Skymizer's HTX301 runs 700B LLMs locally at 240W using old DDR4 tech

A budget PCIe card from a tiny company can handle 700-billion-parameter AI models...

Deep Dive

Skymizer, a relatively unknown player, has unveiled the HTX301, a PCIe AI accelerator that turns conventional wisdom on its head. The card can handle language models with up to 700 billion parameters—rivaling Nvidia's H100 or AMD's MI300X—yet consumes just 240 watts and relies on decade-old 28-nanometer process technology and standard LPDDR4 or LPDDR5 memory. This is a stark contrast to the industry norm of using cutting-edge nodes and expensive HBM (High Bandwidth Memory) to achieve similar throughput. The HTX301 plugs into a standard PCIe slot, making it accessible for workstations or servers without specialized cooling or power infrastructure.

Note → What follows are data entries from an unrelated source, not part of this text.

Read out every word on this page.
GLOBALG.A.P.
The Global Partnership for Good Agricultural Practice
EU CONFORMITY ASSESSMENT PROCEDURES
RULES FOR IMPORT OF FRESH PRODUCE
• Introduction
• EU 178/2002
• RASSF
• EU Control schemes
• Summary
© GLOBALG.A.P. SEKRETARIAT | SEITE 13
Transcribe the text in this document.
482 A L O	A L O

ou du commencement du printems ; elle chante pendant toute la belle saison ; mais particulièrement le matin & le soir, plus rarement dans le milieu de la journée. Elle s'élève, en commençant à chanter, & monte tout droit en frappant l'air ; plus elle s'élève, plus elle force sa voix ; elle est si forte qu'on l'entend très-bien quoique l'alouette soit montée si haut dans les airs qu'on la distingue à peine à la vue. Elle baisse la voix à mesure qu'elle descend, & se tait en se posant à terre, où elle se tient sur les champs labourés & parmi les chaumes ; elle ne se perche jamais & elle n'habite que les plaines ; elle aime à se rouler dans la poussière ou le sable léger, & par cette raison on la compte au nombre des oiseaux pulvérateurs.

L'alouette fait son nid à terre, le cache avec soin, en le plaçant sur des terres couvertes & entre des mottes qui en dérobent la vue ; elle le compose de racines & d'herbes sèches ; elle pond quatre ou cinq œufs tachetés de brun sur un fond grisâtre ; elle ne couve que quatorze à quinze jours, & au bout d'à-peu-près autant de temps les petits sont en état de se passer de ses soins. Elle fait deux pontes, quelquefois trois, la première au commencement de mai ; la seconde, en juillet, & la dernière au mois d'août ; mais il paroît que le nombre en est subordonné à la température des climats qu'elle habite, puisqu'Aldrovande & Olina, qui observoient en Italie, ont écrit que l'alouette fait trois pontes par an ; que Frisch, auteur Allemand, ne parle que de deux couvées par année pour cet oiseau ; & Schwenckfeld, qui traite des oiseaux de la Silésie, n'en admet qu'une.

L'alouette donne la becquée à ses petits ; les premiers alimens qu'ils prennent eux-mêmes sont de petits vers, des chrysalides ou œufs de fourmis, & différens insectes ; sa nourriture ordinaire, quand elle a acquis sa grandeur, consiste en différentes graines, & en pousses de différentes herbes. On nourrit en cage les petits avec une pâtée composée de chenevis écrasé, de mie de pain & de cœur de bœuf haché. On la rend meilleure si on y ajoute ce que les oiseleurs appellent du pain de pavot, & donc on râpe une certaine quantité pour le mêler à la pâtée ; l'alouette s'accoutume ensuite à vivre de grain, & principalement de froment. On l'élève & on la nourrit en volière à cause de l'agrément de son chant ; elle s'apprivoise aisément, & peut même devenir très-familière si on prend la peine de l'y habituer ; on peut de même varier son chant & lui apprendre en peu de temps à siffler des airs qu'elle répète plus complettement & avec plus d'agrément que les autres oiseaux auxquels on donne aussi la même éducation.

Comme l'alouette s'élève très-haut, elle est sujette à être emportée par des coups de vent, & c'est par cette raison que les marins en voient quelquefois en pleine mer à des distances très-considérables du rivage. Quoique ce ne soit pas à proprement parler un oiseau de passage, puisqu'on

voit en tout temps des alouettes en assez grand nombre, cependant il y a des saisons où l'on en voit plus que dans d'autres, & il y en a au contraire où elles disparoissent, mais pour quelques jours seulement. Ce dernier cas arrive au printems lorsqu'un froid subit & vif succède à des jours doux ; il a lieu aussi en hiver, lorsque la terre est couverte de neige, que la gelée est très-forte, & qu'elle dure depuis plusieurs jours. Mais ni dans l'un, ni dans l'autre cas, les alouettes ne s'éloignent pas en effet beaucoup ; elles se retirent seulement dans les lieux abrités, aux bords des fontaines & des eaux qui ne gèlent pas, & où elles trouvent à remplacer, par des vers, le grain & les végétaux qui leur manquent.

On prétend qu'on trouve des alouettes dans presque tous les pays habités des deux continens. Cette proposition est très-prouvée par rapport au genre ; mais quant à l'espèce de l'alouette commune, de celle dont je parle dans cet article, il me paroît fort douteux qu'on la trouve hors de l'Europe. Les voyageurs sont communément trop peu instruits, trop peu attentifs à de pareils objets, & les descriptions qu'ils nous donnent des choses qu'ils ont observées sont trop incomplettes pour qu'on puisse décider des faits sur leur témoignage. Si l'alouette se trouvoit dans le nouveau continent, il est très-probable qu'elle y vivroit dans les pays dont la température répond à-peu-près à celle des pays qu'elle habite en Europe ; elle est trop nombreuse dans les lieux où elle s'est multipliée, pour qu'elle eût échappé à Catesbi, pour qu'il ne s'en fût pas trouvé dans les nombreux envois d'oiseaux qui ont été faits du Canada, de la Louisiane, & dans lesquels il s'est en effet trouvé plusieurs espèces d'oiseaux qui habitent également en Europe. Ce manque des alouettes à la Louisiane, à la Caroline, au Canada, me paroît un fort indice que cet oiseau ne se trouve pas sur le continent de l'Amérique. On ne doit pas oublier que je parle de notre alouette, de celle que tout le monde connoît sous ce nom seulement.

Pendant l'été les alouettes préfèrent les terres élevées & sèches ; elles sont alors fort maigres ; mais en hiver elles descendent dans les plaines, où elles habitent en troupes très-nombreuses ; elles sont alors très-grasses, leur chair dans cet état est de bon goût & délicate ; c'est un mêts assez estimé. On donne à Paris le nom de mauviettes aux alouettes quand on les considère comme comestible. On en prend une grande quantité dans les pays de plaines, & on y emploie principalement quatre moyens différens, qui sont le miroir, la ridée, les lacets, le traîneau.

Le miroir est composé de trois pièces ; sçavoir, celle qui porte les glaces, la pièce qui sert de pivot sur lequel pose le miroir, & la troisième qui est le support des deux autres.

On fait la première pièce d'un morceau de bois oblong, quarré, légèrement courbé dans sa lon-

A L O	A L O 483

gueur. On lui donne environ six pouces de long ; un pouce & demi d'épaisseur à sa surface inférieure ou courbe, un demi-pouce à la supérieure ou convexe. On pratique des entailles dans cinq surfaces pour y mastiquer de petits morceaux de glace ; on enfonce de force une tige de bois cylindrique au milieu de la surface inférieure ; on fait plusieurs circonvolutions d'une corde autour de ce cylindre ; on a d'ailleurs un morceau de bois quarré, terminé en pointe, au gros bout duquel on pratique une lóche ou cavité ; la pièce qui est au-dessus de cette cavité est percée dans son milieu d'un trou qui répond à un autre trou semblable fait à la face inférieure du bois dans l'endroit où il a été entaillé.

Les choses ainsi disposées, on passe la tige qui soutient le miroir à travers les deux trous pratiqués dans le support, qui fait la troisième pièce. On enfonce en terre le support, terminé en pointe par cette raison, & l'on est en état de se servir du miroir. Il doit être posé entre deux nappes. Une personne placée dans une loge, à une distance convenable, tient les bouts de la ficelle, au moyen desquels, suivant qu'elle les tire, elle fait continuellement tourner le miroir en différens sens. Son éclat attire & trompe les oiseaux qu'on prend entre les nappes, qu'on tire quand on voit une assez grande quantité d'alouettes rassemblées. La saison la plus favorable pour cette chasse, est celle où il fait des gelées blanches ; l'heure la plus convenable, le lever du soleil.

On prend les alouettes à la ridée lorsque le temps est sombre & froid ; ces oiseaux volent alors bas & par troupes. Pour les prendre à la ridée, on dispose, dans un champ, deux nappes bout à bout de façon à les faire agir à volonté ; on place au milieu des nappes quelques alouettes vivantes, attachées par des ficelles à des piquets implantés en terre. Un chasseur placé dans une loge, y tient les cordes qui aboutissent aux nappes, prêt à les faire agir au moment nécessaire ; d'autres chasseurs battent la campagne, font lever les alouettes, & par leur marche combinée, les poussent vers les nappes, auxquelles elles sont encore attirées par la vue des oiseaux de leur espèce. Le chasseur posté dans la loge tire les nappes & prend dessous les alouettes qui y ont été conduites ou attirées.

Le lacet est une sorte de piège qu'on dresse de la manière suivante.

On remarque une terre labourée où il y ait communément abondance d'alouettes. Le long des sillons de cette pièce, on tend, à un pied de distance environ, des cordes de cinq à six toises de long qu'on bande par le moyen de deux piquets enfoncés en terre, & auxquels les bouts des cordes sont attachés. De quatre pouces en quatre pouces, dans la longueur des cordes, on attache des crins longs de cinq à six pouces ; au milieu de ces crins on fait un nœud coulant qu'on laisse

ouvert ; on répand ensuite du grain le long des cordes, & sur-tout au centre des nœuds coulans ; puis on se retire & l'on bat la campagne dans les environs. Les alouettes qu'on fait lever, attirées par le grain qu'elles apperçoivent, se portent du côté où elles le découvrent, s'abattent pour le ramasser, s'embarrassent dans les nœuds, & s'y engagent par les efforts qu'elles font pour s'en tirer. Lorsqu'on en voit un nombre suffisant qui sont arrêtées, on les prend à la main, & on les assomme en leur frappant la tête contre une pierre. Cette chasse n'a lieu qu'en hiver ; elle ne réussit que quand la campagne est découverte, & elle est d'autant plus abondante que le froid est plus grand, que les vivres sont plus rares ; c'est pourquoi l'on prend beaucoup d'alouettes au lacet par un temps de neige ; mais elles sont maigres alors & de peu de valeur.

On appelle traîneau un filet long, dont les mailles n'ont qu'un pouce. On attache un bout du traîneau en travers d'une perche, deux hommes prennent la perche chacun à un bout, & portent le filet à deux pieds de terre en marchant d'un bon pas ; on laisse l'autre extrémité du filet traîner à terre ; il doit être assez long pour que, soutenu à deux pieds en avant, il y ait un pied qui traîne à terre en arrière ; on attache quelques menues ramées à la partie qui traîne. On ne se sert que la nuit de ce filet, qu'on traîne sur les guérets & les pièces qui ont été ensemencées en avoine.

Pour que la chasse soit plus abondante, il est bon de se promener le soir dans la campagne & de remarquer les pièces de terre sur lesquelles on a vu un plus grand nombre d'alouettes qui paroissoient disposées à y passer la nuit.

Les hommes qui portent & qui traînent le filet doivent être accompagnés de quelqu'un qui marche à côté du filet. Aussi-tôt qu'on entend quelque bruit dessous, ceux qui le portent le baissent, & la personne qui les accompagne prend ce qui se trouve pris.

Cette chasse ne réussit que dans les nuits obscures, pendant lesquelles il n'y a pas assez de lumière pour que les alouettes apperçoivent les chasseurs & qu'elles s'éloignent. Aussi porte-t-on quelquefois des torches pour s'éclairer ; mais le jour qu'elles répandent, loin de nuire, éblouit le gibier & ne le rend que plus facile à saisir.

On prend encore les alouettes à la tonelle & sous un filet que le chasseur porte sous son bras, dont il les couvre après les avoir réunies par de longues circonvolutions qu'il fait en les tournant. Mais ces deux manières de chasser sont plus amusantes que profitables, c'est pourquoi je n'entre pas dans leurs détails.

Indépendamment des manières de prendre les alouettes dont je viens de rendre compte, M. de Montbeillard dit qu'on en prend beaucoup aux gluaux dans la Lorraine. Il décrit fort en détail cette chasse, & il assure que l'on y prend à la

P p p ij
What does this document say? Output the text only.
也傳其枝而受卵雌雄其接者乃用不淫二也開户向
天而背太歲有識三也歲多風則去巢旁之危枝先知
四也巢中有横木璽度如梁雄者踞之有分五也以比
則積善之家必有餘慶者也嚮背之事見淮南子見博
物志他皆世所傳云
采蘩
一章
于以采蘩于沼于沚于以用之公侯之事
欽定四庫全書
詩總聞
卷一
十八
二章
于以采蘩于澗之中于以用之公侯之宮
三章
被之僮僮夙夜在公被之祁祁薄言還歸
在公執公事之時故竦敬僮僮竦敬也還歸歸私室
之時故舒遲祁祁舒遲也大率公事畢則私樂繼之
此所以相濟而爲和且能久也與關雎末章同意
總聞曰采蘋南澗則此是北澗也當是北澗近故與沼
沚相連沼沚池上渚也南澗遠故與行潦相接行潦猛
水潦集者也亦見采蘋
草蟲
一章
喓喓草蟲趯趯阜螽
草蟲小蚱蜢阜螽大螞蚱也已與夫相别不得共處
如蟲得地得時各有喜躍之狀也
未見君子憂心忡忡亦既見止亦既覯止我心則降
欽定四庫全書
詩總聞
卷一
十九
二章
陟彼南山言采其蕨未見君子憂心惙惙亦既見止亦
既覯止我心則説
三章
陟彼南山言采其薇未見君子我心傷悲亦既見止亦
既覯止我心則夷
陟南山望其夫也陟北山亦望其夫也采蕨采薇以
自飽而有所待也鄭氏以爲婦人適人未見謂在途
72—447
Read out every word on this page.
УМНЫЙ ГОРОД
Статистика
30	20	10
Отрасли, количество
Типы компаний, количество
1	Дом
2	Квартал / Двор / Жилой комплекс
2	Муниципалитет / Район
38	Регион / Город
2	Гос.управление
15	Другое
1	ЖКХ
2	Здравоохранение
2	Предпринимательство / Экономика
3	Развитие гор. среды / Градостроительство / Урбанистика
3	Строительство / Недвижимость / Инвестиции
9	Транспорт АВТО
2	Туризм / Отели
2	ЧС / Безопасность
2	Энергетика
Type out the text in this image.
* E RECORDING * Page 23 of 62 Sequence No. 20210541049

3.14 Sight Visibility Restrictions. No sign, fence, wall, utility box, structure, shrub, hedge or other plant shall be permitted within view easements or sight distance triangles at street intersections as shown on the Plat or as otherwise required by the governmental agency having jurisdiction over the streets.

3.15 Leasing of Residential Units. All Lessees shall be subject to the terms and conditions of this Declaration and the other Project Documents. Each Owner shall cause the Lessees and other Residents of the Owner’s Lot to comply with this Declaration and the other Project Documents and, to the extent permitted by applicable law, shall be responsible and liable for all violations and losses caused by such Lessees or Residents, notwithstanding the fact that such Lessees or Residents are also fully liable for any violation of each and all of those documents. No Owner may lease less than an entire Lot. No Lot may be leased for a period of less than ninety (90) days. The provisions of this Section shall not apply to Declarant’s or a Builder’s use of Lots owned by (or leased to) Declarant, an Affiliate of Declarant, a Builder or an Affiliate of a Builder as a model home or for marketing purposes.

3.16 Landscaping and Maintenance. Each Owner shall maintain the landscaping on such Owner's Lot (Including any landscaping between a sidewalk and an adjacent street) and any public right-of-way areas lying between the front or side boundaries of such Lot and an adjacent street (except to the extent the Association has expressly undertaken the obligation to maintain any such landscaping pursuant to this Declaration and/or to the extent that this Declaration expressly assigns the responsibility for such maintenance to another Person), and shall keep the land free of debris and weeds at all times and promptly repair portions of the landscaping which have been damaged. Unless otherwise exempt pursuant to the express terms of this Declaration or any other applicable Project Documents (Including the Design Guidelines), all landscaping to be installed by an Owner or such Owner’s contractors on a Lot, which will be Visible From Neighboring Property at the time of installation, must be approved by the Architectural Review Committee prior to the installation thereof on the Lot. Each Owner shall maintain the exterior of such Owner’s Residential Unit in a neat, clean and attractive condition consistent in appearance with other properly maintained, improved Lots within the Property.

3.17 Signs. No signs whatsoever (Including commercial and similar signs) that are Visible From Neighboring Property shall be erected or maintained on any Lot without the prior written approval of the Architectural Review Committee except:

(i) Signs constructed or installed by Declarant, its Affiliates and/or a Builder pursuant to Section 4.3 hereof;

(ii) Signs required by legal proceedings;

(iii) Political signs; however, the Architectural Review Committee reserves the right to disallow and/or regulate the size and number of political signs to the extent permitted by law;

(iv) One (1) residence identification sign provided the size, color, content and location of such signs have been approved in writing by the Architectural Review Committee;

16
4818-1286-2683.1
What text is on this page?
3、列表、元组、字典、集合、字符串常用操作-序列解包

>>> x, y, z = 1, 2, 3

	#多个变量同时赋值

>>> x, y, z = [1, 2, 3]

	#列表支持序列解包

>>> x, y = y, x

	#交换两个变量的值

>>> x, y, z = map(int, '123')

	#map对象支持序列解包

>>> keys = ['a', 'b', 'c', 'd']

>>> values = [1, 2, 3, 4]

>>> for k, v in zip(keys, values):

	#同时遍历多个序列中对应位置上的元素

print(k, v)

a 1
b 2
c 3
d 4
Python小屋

The implications are significant for the AI hardware landscape. While Nvidia and AMD battle over premium, high-power accelerators, Skymizer targets a neglected segment: cost-sensitive inference workloads. The HTX301's use of commodity memory and mature silicon dramatically lowers the bill of materials, potentially making local, private inference of massive models viable for small teams or edge deployments. However, benchmarks and real-world performance remain unverified; the trade-off for such low power may be reduced throughput or latency compared to HBM-based rivals. If Skymizer delivers on its claims, it could force incumbents to reconsider their pricing and architecture strategies for the growing demand of on-premises AI.

Key Points
  • Supports LLMs with up to 700 billion parameters locally on a single PCIe card.
  • Consumes only 240W, using 28nm chips and LPDDR4/DDR5 memory instead of expensive HBM.
  • Challenges Nvidia and AMD with a low-power, low-cost alternative for large-scale inference.

Why It Matters

Enables cost-effective local inference of massive LLMs, reducing dependence on expensive, power-hungry data center GPUs.